The House Federal and State Affairs Committee left most of the proposed “Community Defense Act” in place, including a “no touch” rule for employees and customers. It prohibits people from appearing intentionally “in a state of nudity” inside clubs, arcades, theaters, non-academic modeling studios, stores selling sex toys and other sexually oriented material and what the bill describes as “sexual encounter centers.”
The bill would require semi-nude dancers to remain at least 6 feet away from their customers, and it would require sexually oriented businesses to remain closed from midnight to 6 a.m. A new business couldn’t be located within 1,000 feet of the property line of an existing one or a school, library, day care center or house of worship.
But the committee balked at banning the sale of alcohol in such businesses, the one concession it made to owners and operators who said the rules would drive them out of business. The bill originally contained an alcohol ban, but members voted 13-6 to remove it.
“My concern is it wouldn’t necessarily drive them out of business but it would drive them underground,” Rep. John Rubin, a Shawnee Republican, said of an alcohol ban.
Supporters of the bill contend they’re trying to combat social problems, such as crime and lower property values that come with sexually oriented businesses. They also said they’re trying to help small, rural communities that often don’t have the financial resources to fight adult businesses if those businesses want to file lawsuits over local ordinances.
Phillip Cosby, executive director of the Kansas City-area office of the National Coalition for the Protection of Children and Families, said the legislation endorsed by the committee is a good step toward protecting communities, though he’d hoped the alcohol ban would survive.
“It wasn’t a home run, but it was a triple. I can live with it,” said Cosby, a retired Army master sergeant from Overland Park who’s become a leading Kansas advocate of new restrictions on sexually oriented businesses. “Small towns are going to be looked after, and they will have the backing of the state.”
Critics of the legislation argue that said regulation of sexually oriented businesses is best left to cities and counties, noting some urban communities have good records in controlling them and their effects. Some legislators question taking time to deal with the issue when the state must close a projected $492 million budget shortfall.
“The Legislature is probably intruding in areas where we don’t need to be,” said House Minority Leader Paul Davis, a Lawrence Democrat. “We’ve got a lot more important things that we need to be dealing with here.”
Supporters expect the House to approve the measure. It passed a similar bill last year, only to watch the Senate reject it on a 20-20 vote. This year’s measure could face a similar fate.

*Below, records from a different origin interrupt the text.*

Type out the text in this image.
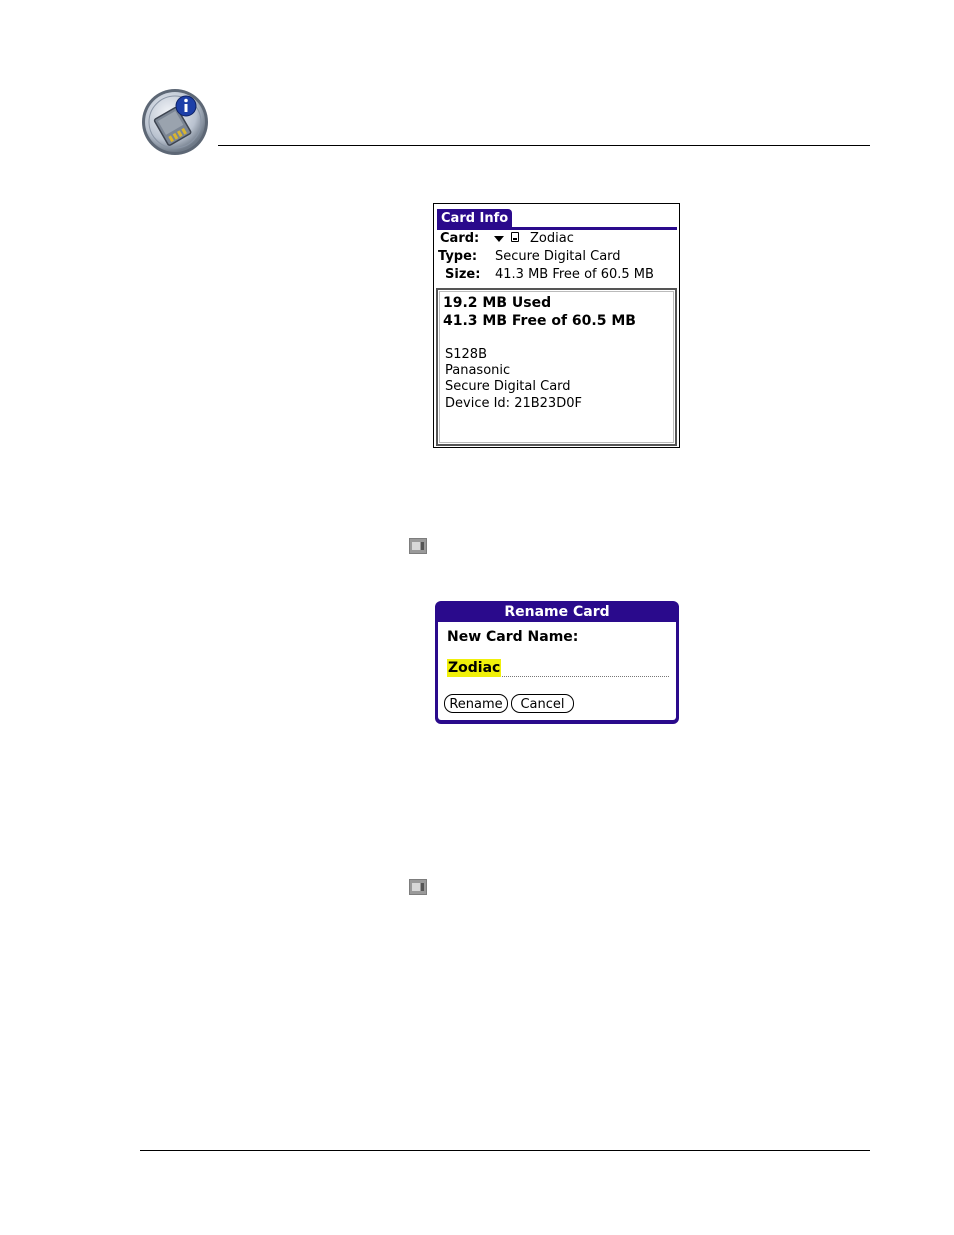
Card Info
Card:	Zodiac
Type: Secure Digital Card
Size: 41.3 MB Free of 60.5 MB
19.2 MB Used
41.3 MB Free of 60.5 MB
S128B
Panasonic
Secure Digital Card
Device Id: 21B23D0F
Rename Card
New Card Name:
Zodiac
Rename	Cancel
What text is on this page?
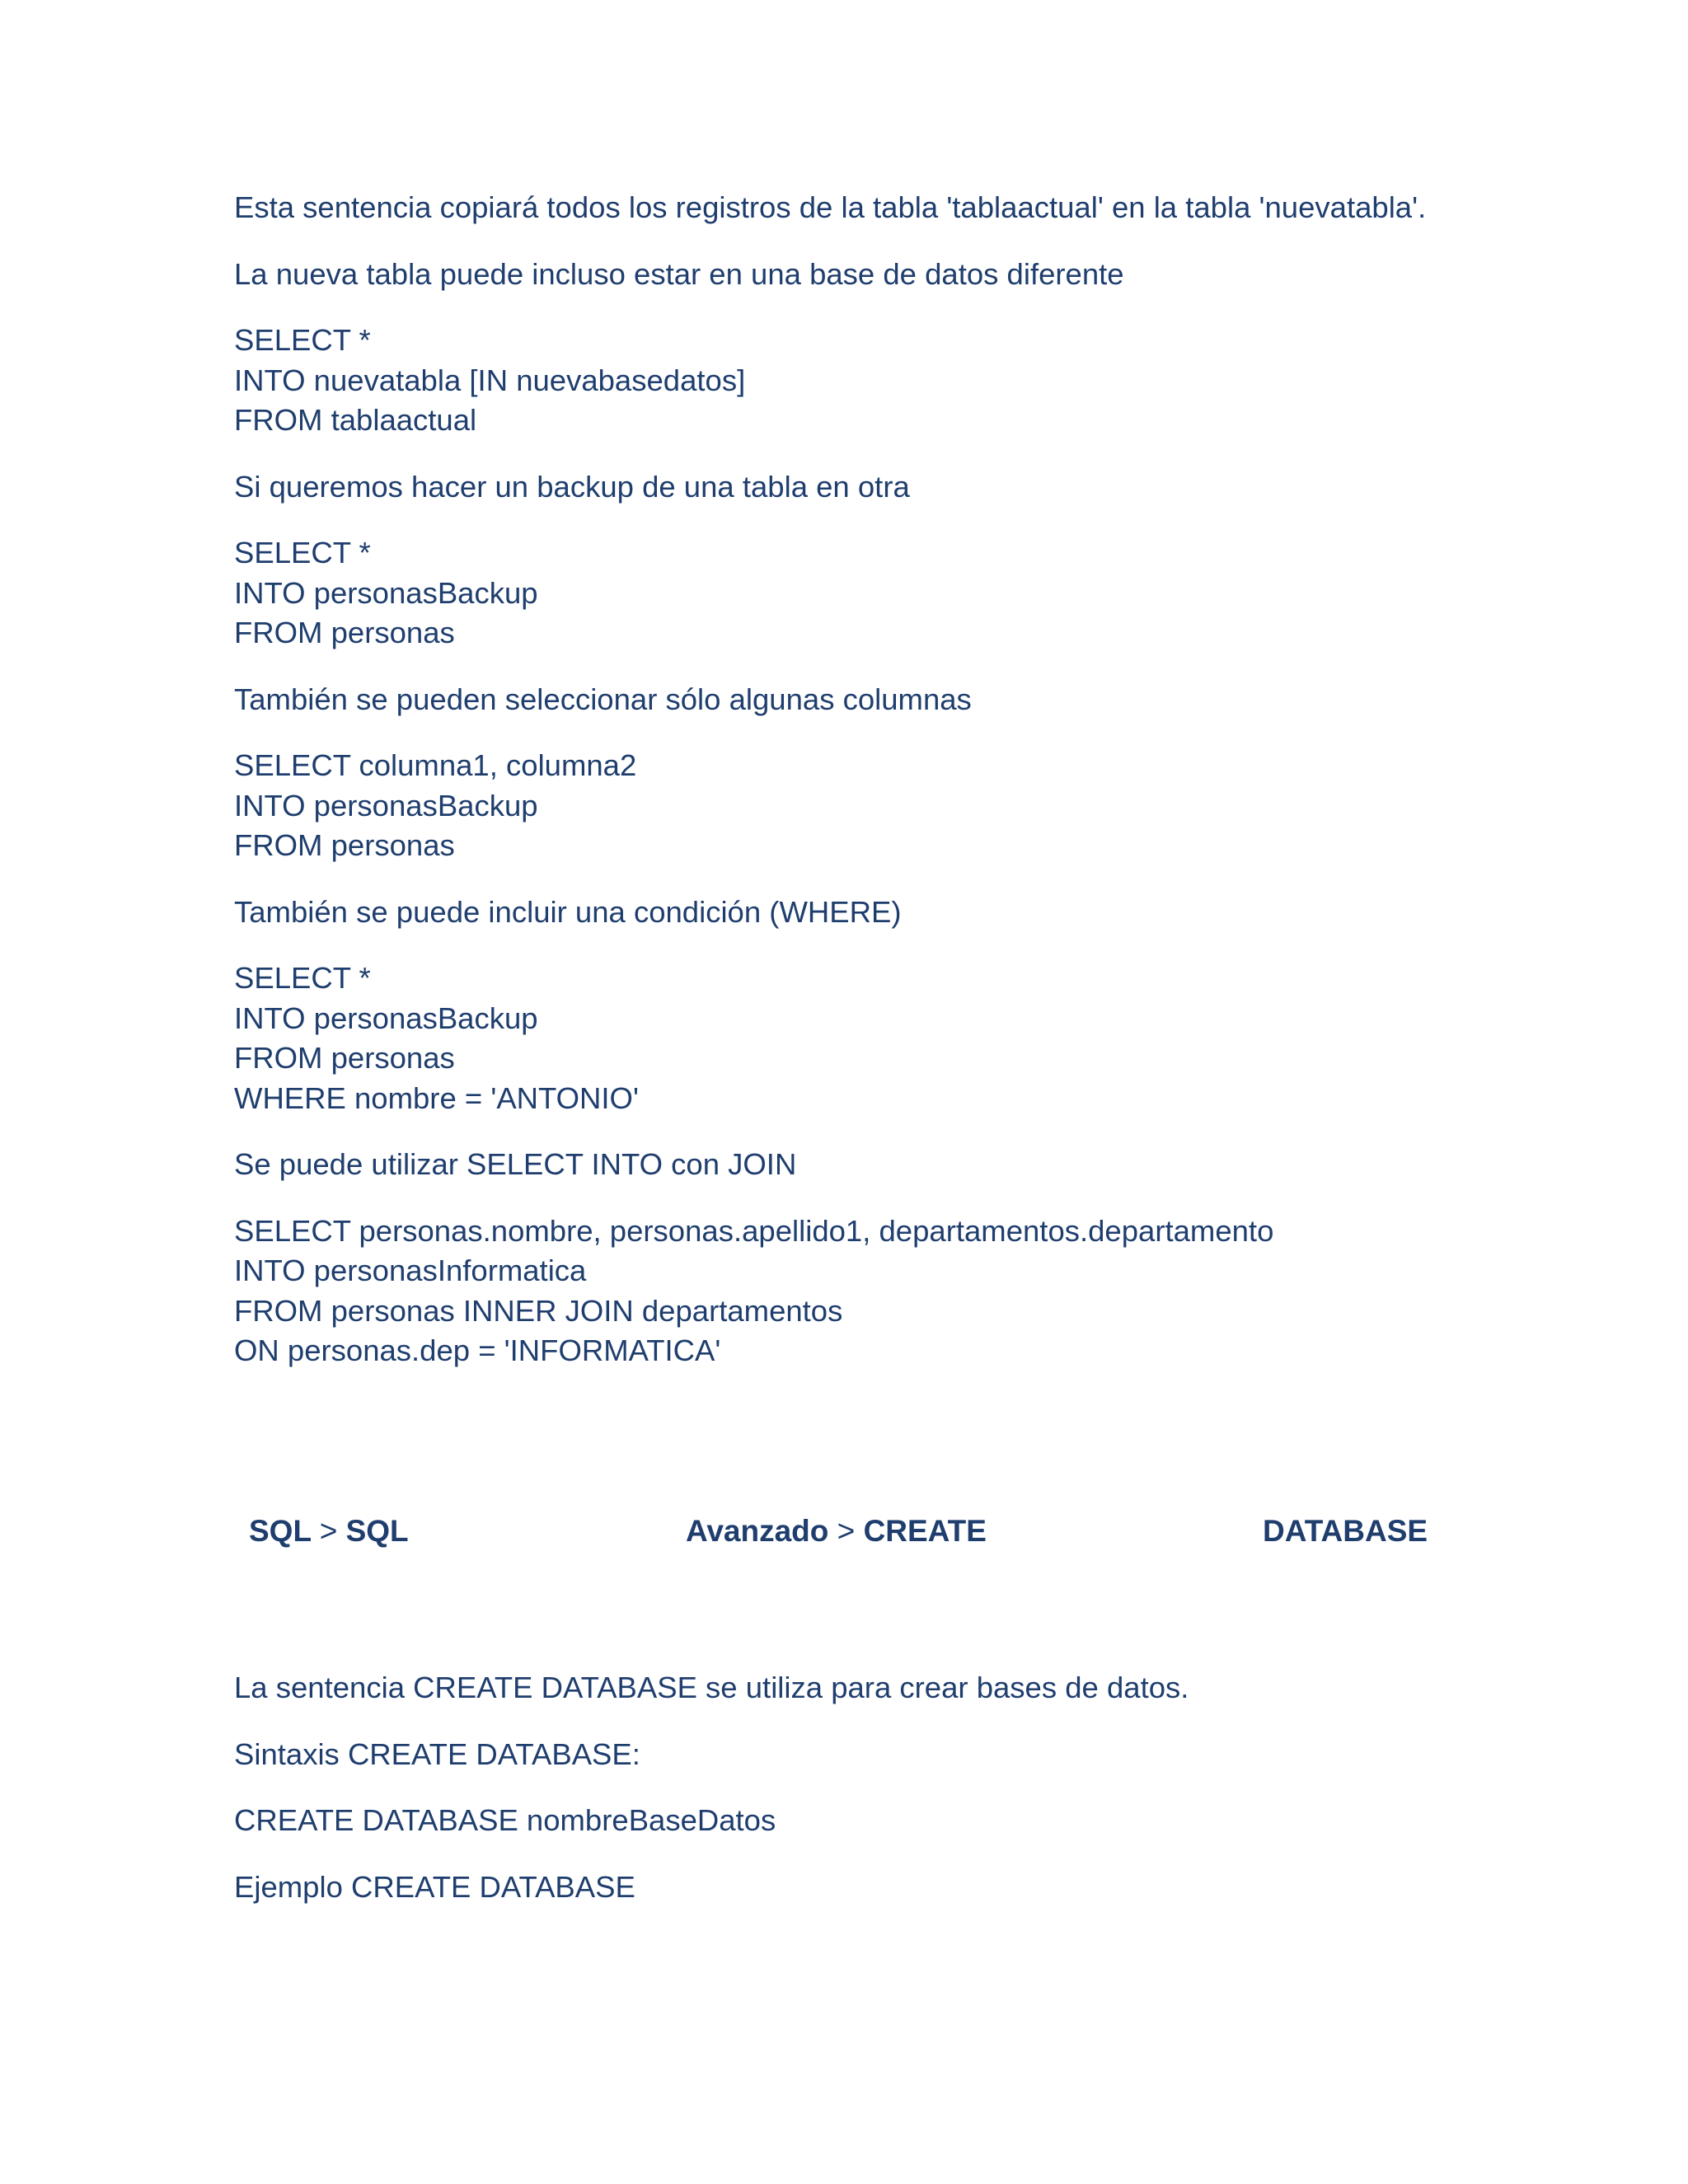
Esta sentencia copiará todos los registros de la tabla 'tablaactual' en la tabla 'nuevatabla'.

La nueva tabla puede incluso estar en una base de datos diferente

SELECT *
INTO nuevatabla [IN nuevabasedatos]
FROM tablaactual

Si queremos hacer un backup de una tabla en otra

SELECT *
INTO personasBackup
FROM personas

También se pueden seleccionar sólo algunas columnas

SELECT columna1, columna2
INTO personasBackup
FROM personas

También se puede incluir una condición (WHERE)

SELECT *
INTO personasBackup
FROM personas
WHERE nombre = 'ANTONIO'

Se puede utilizar SELECT INTO con JOIN

SELECT personas.nombre, personas.apellido1, departamentos.departamento
INTO personasInformatica
FROM personas INNER JOIN departamentos
ON personas.dep = 'INFORMATICA'
SQL > SQL	Avanzado > CREATE	DATABASE

La sentencia CREATE DATABASE se utiliza para crear bases de datos.

Sintaxis CREATE DATABASE:

CREATE DATABASE nombreBaseDatos

Ejemplo CREATE DATABASE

“I don’t know that I’ve seen a whole lot of change,” said Senate Majority Leader Jay Emler, a Lindsborg Republican.
In the House committee, banning alcohol at sexually oriented businesses inspired the most debate. Some committee members concluded that strip clubs and adult cabarets are the only ones like to sell alcohol anyway and said they aren’t trying to force them to close by denying them a big source of revenue.
Freshman Rep. Amanda Grosserode, a Lenexa Republican, compared the alcohol ban to the ban on smoking in most public places, including restaurants and bars, approved by legislators last year. She said she would have opposed the smoking ban.
“The same will hold true for this,” she said. “No more will I vote to ban the consumption of alcohol in a certain type of establishment than I would have voted to ban smoking in any other form of establishment.”
But Rep. Joe Patton, a Topeka Republican and an attorney, said sexually oriented businesses already are “softer targets” for crime.
“It’s really clear from the studies that alcohol is a significant part of that dynamic,” he said.